Some examples of the most common dispute resolution processes that shareholders of a corporation can initiate are detailed below.
Opposition to decisions made in a shareholders meeting.
The General Law of Mercantile Companies (LGSM) establishes that all the resolutions adopted in the shareholders’ meetings are binding for all the shareholders of the company. However, an exception to this rule is that shareholders representing at least 25%, or 20% in the case of SAPIs, of the shares have the right to file an opposition procedure against those decisions; only if, in addition to representing the indicated percentage, the following assumptions are met:
i) it must be filed no later than 15 days after the meeting,
ii) the shareholders who start the process have not attended the meeting or if attending, voted against the resolution and
iii) the opposition must be based on a breach of the bylaws or a violation of the law.
One of the most important particularities of this procedure is that it allows shareholders to stop the execution of the contested resolutions until the judicial procedure is finally resolved, considering that they must show bail to deal with possible damages suffered by the company derived from the suspension of the decisions made in Assembly.

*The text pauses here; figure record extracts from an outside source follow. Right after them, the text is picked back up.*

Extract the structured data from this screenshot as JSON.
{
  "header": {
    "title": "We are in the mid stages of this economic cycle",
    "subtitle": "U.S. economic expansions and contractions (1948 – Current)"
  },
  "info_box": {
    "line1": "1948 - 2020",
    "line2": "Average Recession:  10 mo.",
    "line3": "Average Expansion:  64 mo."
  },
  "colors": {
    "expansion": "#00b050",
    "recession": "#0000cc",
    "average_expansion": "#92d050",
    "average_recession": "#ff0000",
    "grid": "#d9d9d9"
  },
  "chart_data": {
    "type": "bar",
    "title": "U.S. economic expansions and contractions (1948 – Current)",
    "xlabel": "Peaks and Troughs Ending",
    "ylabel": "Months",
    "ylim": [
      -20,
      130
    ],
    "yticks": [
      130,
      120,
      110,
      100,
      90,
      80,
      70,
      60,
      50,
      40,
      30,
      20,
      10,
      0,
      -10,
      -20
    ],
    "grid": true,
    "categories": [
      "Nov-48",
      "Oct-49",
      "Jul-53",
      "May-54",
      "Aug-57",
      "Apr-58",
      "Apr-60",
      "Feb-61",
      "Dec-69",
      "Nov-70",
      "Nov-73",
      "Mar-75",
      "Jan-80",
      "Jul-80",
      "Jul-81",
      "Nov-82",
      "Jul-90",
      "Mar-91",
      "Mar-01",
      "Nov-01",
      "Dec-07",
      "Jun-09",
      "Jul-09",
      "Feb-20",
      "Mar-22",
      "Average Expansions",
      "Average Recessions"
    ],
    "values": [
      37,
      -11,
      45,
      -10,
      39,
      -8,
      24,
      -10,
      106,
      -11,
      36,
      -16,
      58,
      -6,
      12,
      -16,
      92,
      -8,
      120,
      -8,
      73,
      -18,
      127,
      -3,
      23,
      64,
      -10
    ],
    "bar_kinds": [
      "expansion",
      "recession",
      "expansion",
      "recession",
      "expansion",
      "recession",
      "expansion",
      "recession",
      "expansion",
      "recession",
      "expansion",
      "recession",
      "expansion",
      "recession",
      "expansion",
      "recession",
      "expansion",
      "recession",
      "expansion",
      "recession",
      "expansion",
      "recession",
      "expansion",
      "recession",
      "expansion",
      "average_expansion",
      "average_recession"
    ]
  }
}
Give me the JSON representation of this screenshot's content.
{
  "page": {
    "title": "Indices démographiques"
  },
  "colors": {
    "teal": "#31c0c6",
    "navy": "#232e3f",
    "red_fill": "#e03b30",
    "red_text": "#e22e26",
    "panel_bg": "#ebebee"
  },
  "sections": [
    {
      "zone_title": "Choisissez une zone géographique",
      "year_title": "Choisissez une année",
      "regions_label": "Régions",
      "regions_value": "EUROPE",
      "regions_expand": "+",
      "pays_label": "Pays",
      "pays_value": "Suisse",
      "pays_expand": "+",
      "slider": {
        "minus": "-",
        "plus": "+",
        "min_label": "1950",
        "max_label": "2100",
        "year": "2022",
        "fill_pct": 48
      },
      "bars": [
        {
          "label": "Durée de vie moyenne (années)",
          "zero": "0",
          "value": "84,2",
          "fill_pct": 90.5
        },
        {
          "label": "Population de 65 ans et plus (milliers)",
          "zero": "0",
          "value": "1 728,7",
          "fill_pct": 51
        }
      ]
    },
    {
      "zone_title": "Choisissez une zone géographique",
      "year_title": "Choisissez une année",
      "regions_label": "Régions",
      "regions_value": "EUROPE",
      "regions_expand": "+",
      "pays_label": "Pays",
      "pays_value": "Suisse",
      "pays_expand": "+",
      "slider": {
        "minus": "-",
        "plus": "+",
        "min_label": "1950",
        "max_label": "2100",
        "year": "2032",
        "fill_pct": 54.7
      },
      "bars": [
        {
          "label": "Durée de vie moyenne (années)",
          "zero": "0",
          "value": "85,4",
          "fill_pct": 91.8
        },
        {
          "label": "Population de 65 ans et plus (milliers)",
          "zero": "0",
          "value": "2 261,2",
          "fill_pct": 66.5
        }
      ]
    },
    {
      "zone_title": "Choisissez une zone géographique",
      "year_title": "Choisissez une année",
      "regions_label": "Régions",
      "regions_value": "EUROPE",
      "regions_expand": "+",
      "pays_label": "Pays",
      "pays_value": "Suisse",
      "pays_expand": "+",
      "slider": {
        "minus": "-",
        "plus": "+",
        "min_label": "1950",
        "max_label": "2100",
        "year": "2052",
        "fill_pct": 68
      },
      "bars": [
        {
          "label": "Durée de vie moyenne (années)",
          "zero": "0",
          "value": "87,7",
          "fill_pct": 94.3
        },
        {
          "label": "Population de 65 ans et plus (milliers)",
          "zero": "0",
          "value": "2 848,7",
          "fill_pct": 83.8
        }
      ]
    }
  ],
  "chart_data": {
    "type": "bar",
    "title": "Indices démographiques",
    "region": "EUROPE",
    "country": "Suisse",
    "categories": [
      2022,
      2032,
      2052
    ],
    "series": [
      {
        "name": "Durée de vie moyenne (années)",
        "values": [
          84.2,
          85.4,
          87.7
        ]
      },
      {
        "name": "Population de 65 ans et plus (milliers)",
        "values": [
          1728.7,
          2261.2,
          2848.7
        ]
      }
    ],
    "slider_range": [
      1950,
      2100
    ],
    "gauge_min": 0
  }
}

Nullity of shareholder’s meetings.
This claim must be differentiated from the opposition indicated above in that this procedure has the objective of annulling a shareholders’ meeting due to defects in the formality of the same, in its case it is independent if in said Assembly a decision was made that, due to its merits, contravenes the bylaws or the law, but only if the formal requirements for its validity were not respected in its call or organization.
Some requirements that should be respected and to which attention should be paid in case a meeting annulment procedure is considered could be:
i) that the meeting is not held at the company’s domicile,
ii) the call does not was carried out in accordance with the bylaws and the LGSM,
iii) the call does not contain the agenda or is not carried out by the person empowered to call and
iv) there was not a sufficient number of shareholders to carry out the type of meeting that was summoned.